Jewish Book Council

Michael N. Dobkowski
Refers to Book

Award-winning journalist Andrew Nagorski looks at the years leading up to Hitler’s rise to power, the run-up to war, and the Holocaust through the observations and personal testimonies of American diplomats, military attachés, journalists, authors, and Olympic athletes who spent time in Germany and witnessed the unfolding of that nightmarish history. A deft storyteller, Nagorski brings that history to life.

Hitlerland suggests that Americans were not without resources to understand the collapse of the Weimer Republic and the subsequent rush to terror, war, and genocide. But that does not mean that Hitler’s intentions were obvious from the outset. There were an array of Americans who observed events and some who met and spoke with Hitler, both when he was an aspiring leader and then the all-powerful Fuher. Among them were writers Thomas Wolfe and Sinclair Lewis, architect Philip Johnson, broadcasters and journalists Edward R. Morrow, William Shirer, Richard Hottelet, and Dorothy Thompson, black historian W.E.B. DuBois, athlete Jesse Owens, diplomats William Dodd and his daughter, Martha, and George Messersmith, and, of course, aviator Charles Lindbergh.
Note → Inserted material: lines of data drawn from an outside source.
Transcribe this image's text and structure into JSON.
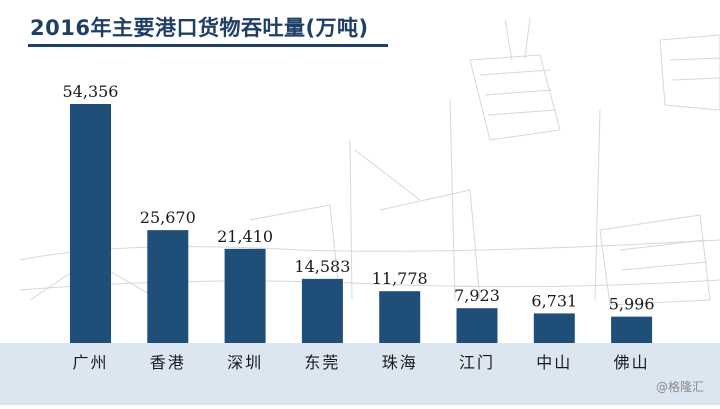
{
  "chart_data": {
    "type": "bar",
    "title": "2016年主要港口货物吞吐量(万吨)",
    "categories": [
      "广州",
      "香港",
      "深圳",
      "东莞",
      "珠海",
      "江门",
      "中山",
      "佛山"
    ],
    "values": [
      54356,
      25670,
      21410,
      14583,
      11778,
      7923,
      6731,
      5996
    ],
    "value_labels": [
      "54,356",
      "25,670",
      "21,410",
      "14,583",
      "11,778",
      "7,923",
      "6,731",
      "5,996"
    ],
    "xlabel": "",
    "ylabel": "",
    "ylim": [
      0,
      54356
    ],
    "grid": false,
    "legend": "none",
    "bar_color": "#1f4e79",
    "band_color": "#dce6f1"
  },
  "watermark": "@格隆汇"
}
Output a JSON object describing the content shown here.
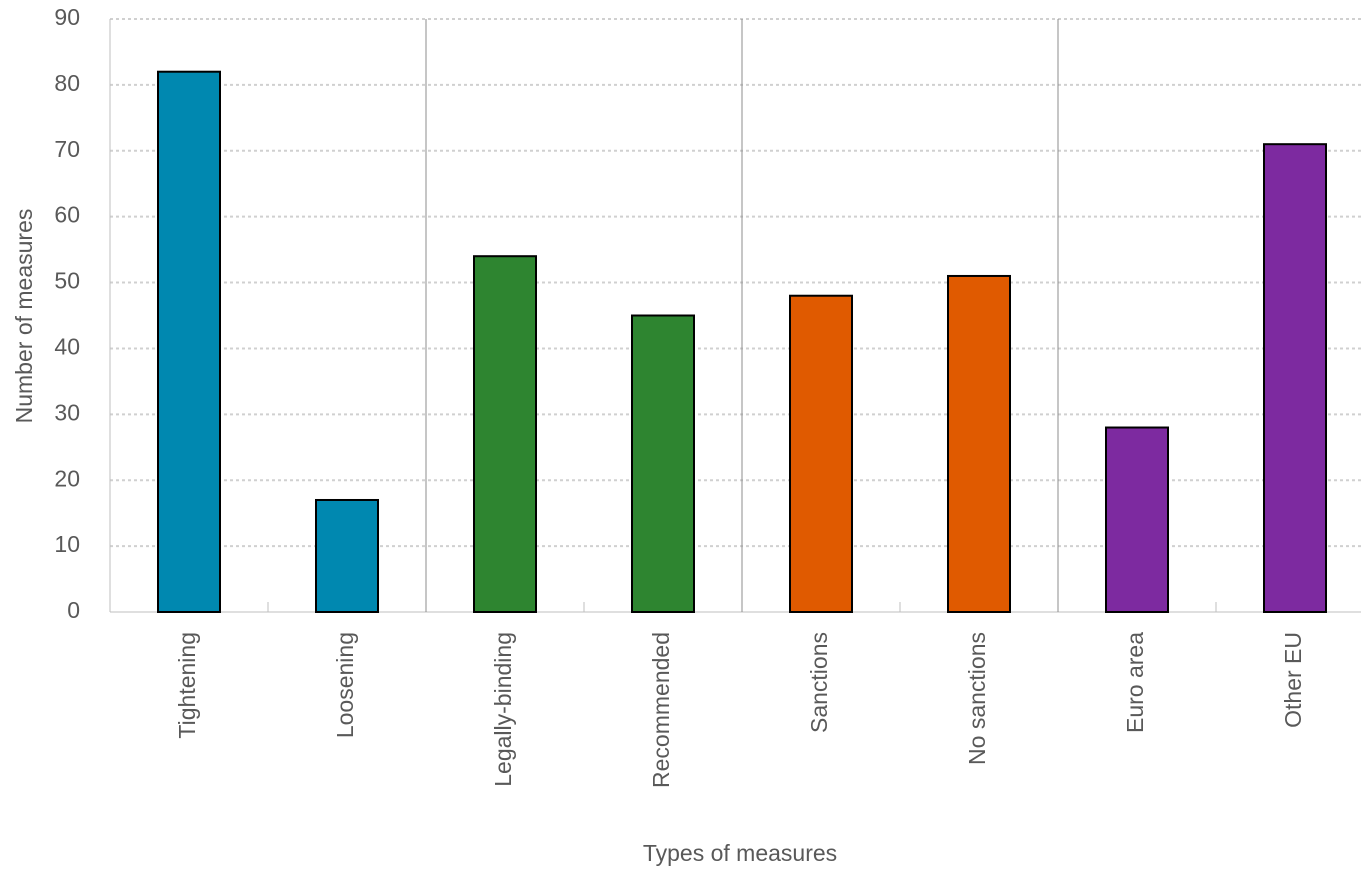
{
  "chart_data": {
    "type": "bar",
    "x_label": "Types of measures",
    "y_label": "Number of measures",
    "categories": [
      "Tightening",
      "Loosening",
      "Legally-binding",
      "Recommended",
      "Sanctions",
      "No sanctions",
      "Euro area",
      "Other EU"
    ],
    "values": [
      82,
      17,
      54,
      45,
      48,
      51,
      28,
      71
    ],
    "colors": [
      "#0088b0",
      "#0088b0",
      "#2e8530",
      "#2e8530",
      "#e05a00",
      "#e05a00",
      "#7d2aa0",
      "#7d2aa0"
    ],
    "ylim": [
      0,
      90
    ],
    "yticks": [
      0,
      10,
      20,
      30,
      40,
      50,
      60,
      70,
      80,
      90
    ],
    "grid": true
  }
}
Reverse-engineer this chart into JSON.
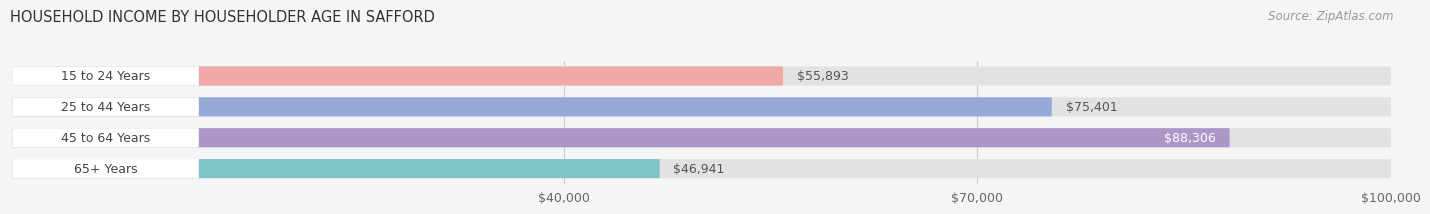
{
  "title": "HOUSEHOLD INCOME BY HOUSEHOLDER AGE IN SAFFORD",
  "source": "Source: ZipAtlas.com",
  "categories": [
    "15 to 24 Years",
    "25 to 44 Years",
    "45 to 64 Years",
    "65+ Years"
  ],
  "values": [
    55893,
    75401,
    88306,
    46941
  ],
  "bar_colors": [
    "#f2a8a6",
    "#95aad9",
    "#ad97c9",
    "#7dc5c8"
  ],
  "bar_labels": [
    "$55,893",
    "$75,401",
    "$88,306",
    "$46,941"
  ],
  "label_inside": [
    false,
    false,
    true,
    false
  ],
  "xlim": [
    0,
    100000
  ],
  "xticks": [
    40000,
    70000,
    100000
  ],
  "xticklabels": [
    "$40,000",
    "$70,000",
    "$100,000"
  ],
  "background_color": "#f5f5f5",
  "bar_bg_color": "#e2e2e2",
  "title_fontsize": 10.5,
  "source_fontsize": 8.5,
  "tick_fontsize": 9,
  "label_fontsize": 9,
  "category_fontsize": 9
}
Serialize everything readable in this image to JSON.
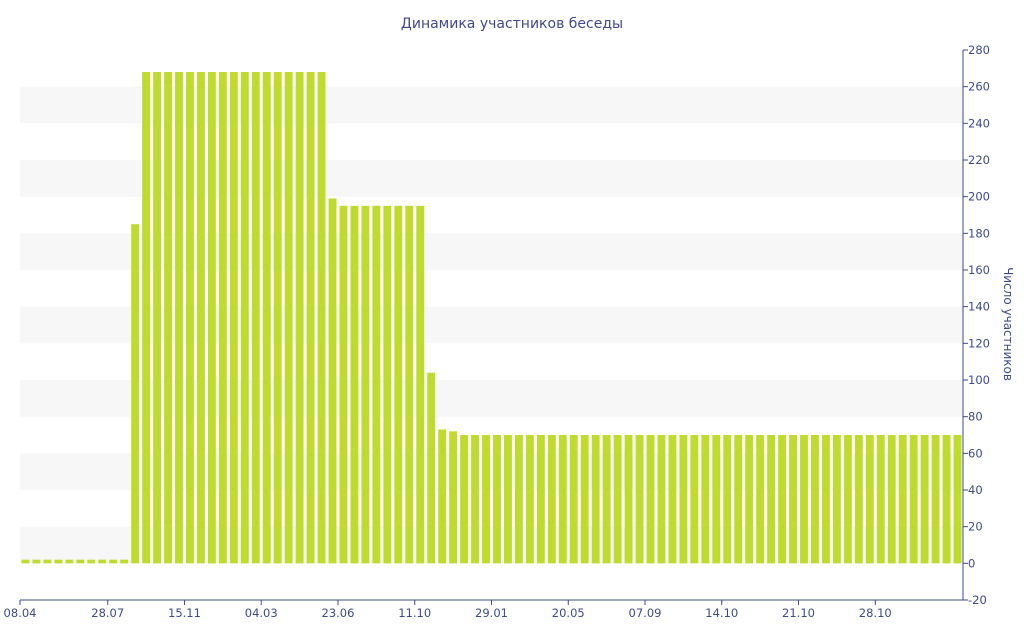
{
  "chart_data": {
    "type": "bar",
    "title": "Динамика участников беседы",
    "xlabel": "",
    "ylabel": "Число участников",
    "ylim": [
      -20,
      280
    ],
    "yticks": [
      -20,
      0,
      20,
      40,
      60,
      80,
      100,
      120,
      140,
      160,
      180,
      200,
      220,
      240,
      260,
      280
    ],
    "y_axis_side": "right",
    "grid": "alternating horizontal bands",
    "bar_color": "#bfdc2e",
    "x_tick_labels": [
      {
        "label": "08.04",
        "index": 0
      },
      {
        "label": "28.07",
        "index": 8
      },
      {
        "label": "15.11",
        "index": 15
      },
      {
        "label": "04.03",
        "index": 22
      },
      {
        "label": "23.06",
        "index": 29
      },
      {
        "label": "11.10",
        "index": 36
      },
      {
        "label": "29.01",
        "index": 43
      },
      {
        "label": "20.05",
        "index": 50
      },
      {
        "label": "07.09",
        "index": 57
      },
      {
        "label": "14.10",
        "index": 64
      },
      {
        "label": "21.10",
        "index": 71
      },
      {
        "label": "28.10",
        "index": 78
      }
    ],
    "values": [
      2,
      2,
      2,
      2,
      2,
      2,
      2,
      2,
      2,
      2,
      185,
      268,
      268,
      268,
      268,
      268,
      268,
      268,
      268,
      268,
      268,
      268,
      268,
      268,
      268,
      268,
      268,
      268,
      199,
      195,
      195,
      195,
      195,
      195,
      195,
      195,
      195,
      104,
      73,
      72,
      70,
      70,
      70,
      70,
      70,
      70,
      70,
      70,
      70,
      70,
      70,
      70,
      70,
      70,
      70,
      70,
      70,
      70,
      70,
      70,
      70,
      70,
      70,
      70,
      70,
      70,
      70,
      70,
      70,
      70,
      70,
      70,
      70,
      70,
      70,
      70,
      70,
      70,
      70,
      70,
      70,
      70,
      70,
      70,
      70,
      70
    ]
  }
}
Many were naïve and superficial in their observations, some were sympathetic and even apologists for the Nazis, but most, like Shirer, Thompson, and Consul General Messersmith, were alarmed by what was happening around them even if they did not grasp the full implications. In the end, these American observers helped to alert a reluctant nation to the danger of Nazi Germany, particularly how it instilled hatred of Jews and ruthlessly eliminated its political opponents. By doing so they gradually contributed to the erosion of isolationist sentiments and helped prepare their countrymen for the looming war ahead. Nagorski opens up a window into an era that we thought we already knew and allows these Americans to tell their stories without passing judgment on their perceptiveness or the rectitude of their moral compasses clouded by the benefits of historical hindsight. Their voices probably should have been more forceful and exhorting but they cannot be blamed that more people did not heed the warnings.